When asked whether Kennedy would be hired by Corcoran and bring CBHK agents with her, Liebman said she had no comment.
NRT is a subsidiary of Realogy, which also owns international real estate company Coldwell Banker. But Realogy, not NRT, operates Coldwell Banker franchises such as Coldwell Banker Hunt Kennedy.
Meanwhile, industry leaders expressed sadness and surprise over the shuttering of CBHK, which sources said will close its doors within 60 days.
“What’s shocking to me is that the whole thing is gone so quickly,” said Bruno Ricciotti, a principal at Bond New York. “You never know who’s going to be next.”
The 214-agent company, founded in 1988 by Kennedy and William Morris
Hunt III, is the largest of the city’s brokerages to close its doors
since the current real estate slump barreled into New York City after
the Lehman Brothers collapse this fall.
Experts said CBHK was weakened by its reliance on the Manhattan sales market, which has slowed considerably in recent months, since it did little rental business.
“The business model that [CBHK] has — solely sales — doesn’t work when there’s 50 to 60 percent less transactions happening,” said Marc Lewis, the president of sales and rentals firm Century 21 New York Metro. “If you can’t keep your overhead low, it’s very hard to make money.”
While Hunt and Kennedy, who got their start at Stribling & Associates, were skilled brokers, the company may have suffered from their association with a national company, experts said.
“They were great brokers here,” said Elizabeth Stribling, the president of Stribling. “I was very proud that they could go on to found their own firm. I’m sad it hasn’t been able to continue.”
But the company “changed when it was acquired by a national firm,” Stribling said.

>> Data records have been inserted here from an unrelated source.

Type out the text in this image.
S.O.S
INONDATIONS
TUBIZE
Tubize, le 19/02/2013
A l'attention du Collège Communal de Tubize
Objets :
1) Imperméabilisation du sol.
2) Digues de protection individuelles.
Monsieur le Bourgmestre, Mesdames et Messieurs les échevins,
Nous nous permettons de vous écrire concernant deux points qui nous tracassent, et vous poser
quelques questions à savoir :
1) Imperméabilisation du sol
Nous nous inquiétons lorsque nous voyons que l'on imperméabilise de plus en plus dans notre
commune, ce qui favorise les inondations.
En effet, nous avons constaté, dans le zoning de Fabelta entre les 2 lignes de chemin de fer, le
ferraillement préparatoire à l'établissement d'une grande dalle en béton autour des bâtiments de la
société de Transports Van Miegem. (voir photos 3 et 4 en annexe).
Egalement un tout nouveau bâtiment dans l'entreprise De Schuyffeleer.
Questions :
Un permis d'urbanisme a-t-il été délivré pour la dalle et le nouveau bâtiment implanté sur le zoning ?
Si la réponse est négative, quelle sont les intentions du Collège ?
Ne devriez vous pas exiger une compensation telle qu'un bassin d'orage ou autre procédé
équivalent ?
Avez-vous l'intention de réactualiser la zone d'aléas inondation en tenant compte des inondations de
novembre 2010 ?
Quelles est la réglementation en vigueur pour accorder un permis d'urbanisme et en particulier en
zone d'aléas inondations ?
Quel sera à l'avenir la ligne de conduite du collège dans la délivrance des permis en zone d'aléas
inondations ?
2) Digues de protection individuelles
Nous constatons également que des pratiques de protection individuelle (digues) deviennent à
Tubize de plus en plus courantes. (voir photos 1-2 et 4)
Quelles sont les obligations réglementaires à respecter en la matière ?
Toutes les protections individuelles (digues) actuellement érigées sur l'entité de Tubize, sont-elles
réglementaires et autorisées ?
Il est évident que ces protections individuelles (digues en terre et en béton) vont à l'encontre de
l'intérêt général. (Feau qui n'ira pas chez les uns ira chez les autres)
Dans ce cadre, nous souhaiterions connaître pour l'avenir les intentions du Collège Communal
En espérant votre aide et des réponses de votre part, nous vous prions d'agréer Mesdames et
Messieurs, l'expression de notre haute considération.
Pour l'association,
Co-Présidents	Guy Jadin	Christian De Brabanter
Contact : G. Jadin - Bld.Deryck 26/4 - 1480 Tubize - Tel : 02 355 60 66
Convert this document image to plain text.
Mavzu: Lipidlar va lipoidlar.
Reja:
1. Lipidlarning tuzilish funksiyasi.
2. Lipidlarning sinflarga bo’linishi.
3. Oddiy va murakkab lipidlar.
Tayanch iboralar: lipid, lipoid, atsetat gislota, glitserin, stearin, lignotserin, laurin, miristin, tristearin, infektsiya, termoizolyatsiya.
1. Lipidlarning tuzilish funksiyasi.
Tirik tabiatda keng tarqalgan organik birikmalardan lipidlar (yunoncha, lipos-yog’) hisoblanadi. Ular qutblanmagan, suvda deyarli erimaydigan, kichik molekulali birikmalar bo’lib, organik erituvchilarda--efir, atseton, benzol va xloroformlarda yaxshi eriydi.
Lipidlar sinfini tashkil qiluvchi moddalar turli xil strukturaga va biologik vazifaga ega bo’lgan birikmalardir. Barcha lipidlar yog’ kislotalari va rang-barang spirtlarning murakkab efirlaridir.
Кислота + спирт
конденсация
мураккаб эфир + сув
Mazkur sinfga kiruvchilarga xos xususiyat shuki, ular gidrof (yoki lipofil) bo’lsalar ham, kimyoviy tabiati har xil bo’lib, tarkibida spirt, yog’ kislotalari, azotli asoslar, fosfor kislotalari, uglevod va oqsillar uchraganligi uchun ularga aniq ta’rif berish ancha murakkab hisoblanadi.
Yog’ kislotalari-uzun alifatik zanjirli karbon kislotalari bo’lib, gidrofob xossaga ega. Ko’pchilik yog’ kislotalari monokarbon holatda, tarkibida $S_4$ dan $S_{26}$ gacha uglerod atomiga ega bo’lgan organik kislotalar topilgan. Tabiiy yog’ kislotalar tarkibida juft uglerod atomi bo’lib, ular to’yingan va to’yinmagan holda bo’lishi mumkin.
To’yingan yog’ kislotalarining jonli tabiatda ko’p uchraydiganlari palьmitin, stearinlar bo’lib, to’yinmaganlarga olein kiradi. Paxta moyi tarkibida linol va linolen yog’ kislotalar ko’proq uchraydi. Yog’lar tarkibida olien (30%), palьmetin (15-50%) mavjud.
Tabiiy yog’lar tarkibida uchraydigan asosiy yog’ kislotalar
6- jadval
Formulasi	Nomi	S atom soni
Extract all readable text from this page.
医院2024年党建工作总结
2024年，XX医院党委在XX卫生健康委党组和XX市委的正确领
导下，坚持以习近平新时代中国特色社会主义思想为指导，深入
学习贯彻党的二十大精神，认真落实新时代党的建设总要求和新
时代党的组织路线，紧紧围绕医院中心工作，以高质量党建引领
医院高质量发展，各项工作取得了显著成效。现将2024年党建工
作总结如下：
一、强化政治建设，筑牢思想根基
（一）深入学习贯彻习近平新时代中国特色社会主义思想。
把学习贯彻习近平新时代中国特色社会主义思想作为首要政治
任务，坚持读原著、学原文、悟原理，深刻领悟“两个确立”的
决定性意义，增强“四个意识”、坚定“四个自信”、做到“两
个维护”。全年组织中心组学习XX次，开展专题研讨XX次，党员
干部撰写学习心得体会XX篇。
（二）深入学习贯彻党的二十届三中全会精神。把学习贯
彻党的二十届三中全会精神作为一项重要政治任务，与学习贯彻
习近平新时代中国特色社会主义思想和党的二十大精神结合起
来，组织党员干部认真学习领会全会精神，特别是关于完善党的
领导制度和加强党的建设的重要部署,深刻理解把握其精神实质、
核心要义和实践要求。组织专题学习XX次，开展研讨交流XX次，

Michele Kleier, president and chairman of Gumley Haft Kleier, said that she was surprised when Kennedy, who she has known for years, became part of Coldwell Banker.
Kleier said she, too, has been approached by big firms over the years, but she always said no because it meant ceding control. “We can control our own overhead,” she said.
The closure is an ominous sign for the industry.
“It’s sad for the industry to lose a good competitor,” she said. “It shows how tenuous this industry is.”
Still, she said she is confident Kennedy and other CBHK alums will land on their feet.
“I’m sure they’ll figure it out,” she said, “and I hope to do business with them in the future.”